When to See a Geriatrician

When to See a Geriatrician

You may be very comfortable with your physician and understandably hesitant to visit someone new, but just as you would see a specialist in cardiology for heart issues, you may want to consider visiting a geriatrician as you age. A geriatrician is a physician who specializes in the unique health care needs of older adults. Geriatrics can encompass a variety of care, including treating chronic illnesses, the loss of memory and cognitive ability, and skin issues that can be common later in life. These specialists can help address nutritional needs, mobility and balance concerns, and medication and drug interaction concerns, and can help you manage preventive care. Coordination of your health care, from screenings and lab tests to diagnosis and treatment, can be handled by a geriatrician who understands all of the factors that may affect your health.

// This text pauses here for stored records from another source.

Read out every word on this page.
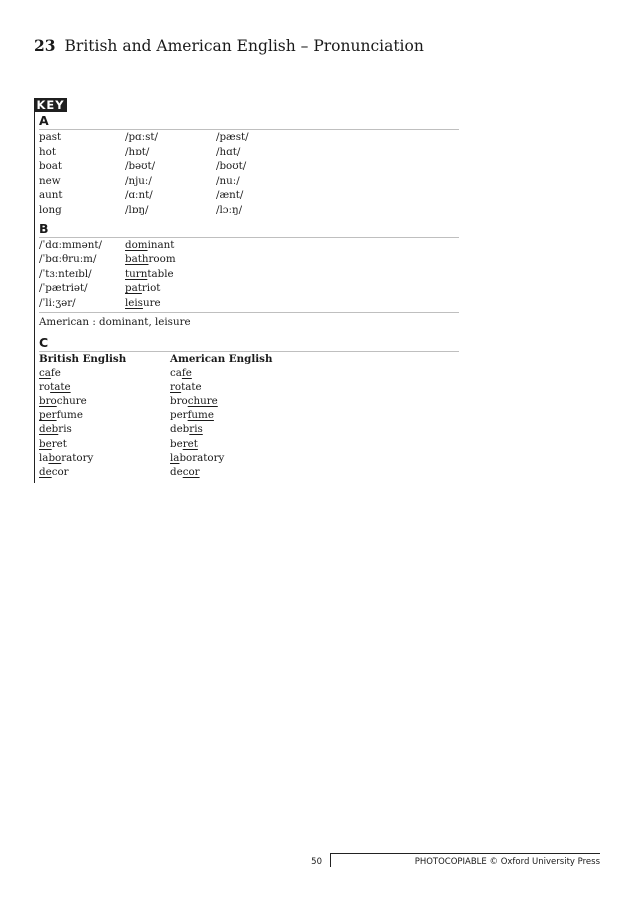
23 British and American English – Pronunciation
KEY
A
past	/pɑːst/	/pæst/
hot	/hɒt/	/hɑt/
boat	/bəʊt/	/boʊt/
new	/njuː/	/nuː/
aunt	/ɑːnt/	/ænt/
long	/lɒŋ/	/lɔːŋ/
B
/ˈdɑːmɪnənt/	dominant
/ˈbɑːθruːm/	bathroom
/ˈtɜːnteɪbl/	turntable
/ˈpætriət/	patriot
/ˈliːʒər/	leisure
American : dominant, leisure
C
British English	American English
cafe	cafe
rotate	rotate
brochure	brochure
perfume	perfume
debris	debris
beret	beret
laboratory	laboratory
decor	decor
50	PHOTOCOPIABLE © Oxford University Press
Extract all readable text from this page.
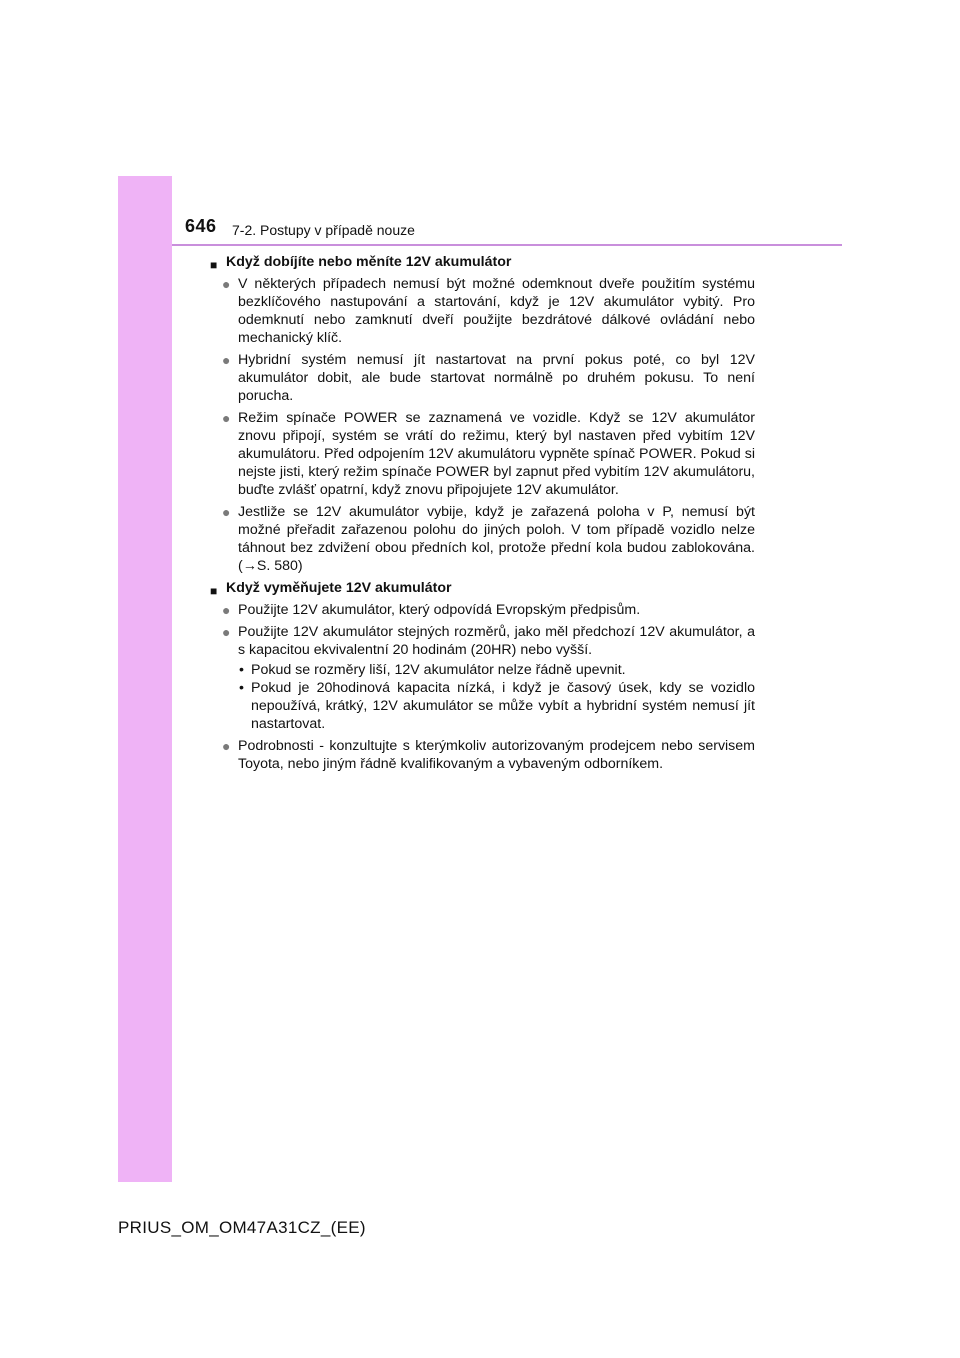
646 7-2. Postupy v případě nouze
■ Když dobíjíte nebo měníte 12V akumulátor
● V některých případech nemusí být možné odemknout dveře použitím systému bezklíčového nastupování a startování, když je 12V akumulátor vybitý. Pro odemknutí nebo zamknutí dveří použijte bezdrátové dálkové ovládání nebo mechanický klíč.
● Hybridní systém nemusí jít nastartovat na první pokus poté, co byl 12V akumulátor dobit, ale bude startovat normálně po druhém pokusu. To není porucha.
● Režim spínače POWER se zaznamená ve vozidle. Když se 12V akumulátor znovu připojí, systém se vrátí do režimu, který byl nastaven před vybitím 12V akumulátoru. Před odpojením 12V akumulátoru vypněte spínač POWER. Pokud si nejste jisti, který režim spínače POWER byl zapnut před vybitím 12V akumulátoru, buďte zvlášť opatrní, když znovu připojujete 12V akumulátor.
● Jestliže se 12V akumulátor vybije, když je zařazená poloha v P, nemusí být možné přeřadit zařazenou polohu do jiných poloh. V tom případě vozidlo nelze táhnout bez zdvižení obou předních kol, protože přední kola budou zablokována. (→S. 580)
■ Když vyměňujete 12V akumulátor
● Použijte 12V akumulátor, který odpovídá Evropským předpisům.
● Použijte 12V akumulátor stejných rozměrů, jako měl předchozí 12V akumulátor, a s kapacitou ekvivalentní 20 hodinám (20HR) nebo vyšší.
• Pokud se rozměry liší, 12V akumulátor nelze řádně upevnit.
• Pokud je 20hodinová kapacita nízká, i když je časový úsek, kdy se vozidlo nepoužívá, krátký, 12V akumulátor se může vybít a hybridní systém nemusí jít nastartovat.
● Podrobnosti - konzultujte s kterýmkoliv autorizovaným prodejcem nebo servisem Toyota, nebo jiným řádně kvalifikovaným a vybaveným odborníkem.
PRIUS_OM_OM47A31CZ_(EE)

When should you consult with a geriatrician? When you or someone you love has reached an age and condition of frailty, impairment, or complexity of medical issues that would require more specific attention geared for the needs of the elderly, you should consider discussing your concerns with a geriatrician. Geriatricians are experts in unraveling the complicated conditions of the elderly, when overlapping symptoms can make resolving issues more difficult. For instance, an injury caused by a fall might actually be the result of osteoporosis, sleep disorders, or urinary incontinence.

The geriatric team can consist of many different professionals who can help assess medical needs and any changes in your ability to manage activities of daily living. Aside from the geriatrician who would lead the team, you or your loved one could benefit from the services of a nurse, physical therapist, social worker, occupational therapist, pharmacist, speech and hearing specialist, nutritionist, and even a geriatric psychiatrist.

Maintaining independence and quality of life should be a priority for the geriatric team, who can help add years to a patient’s life and can help provide skilled emotional support for caregivers who might be under a considerable amount of stress. It is common for family members to be included in geriatric care, as your ability to perform activities of daily living and your living arrangements can affect your loved ones.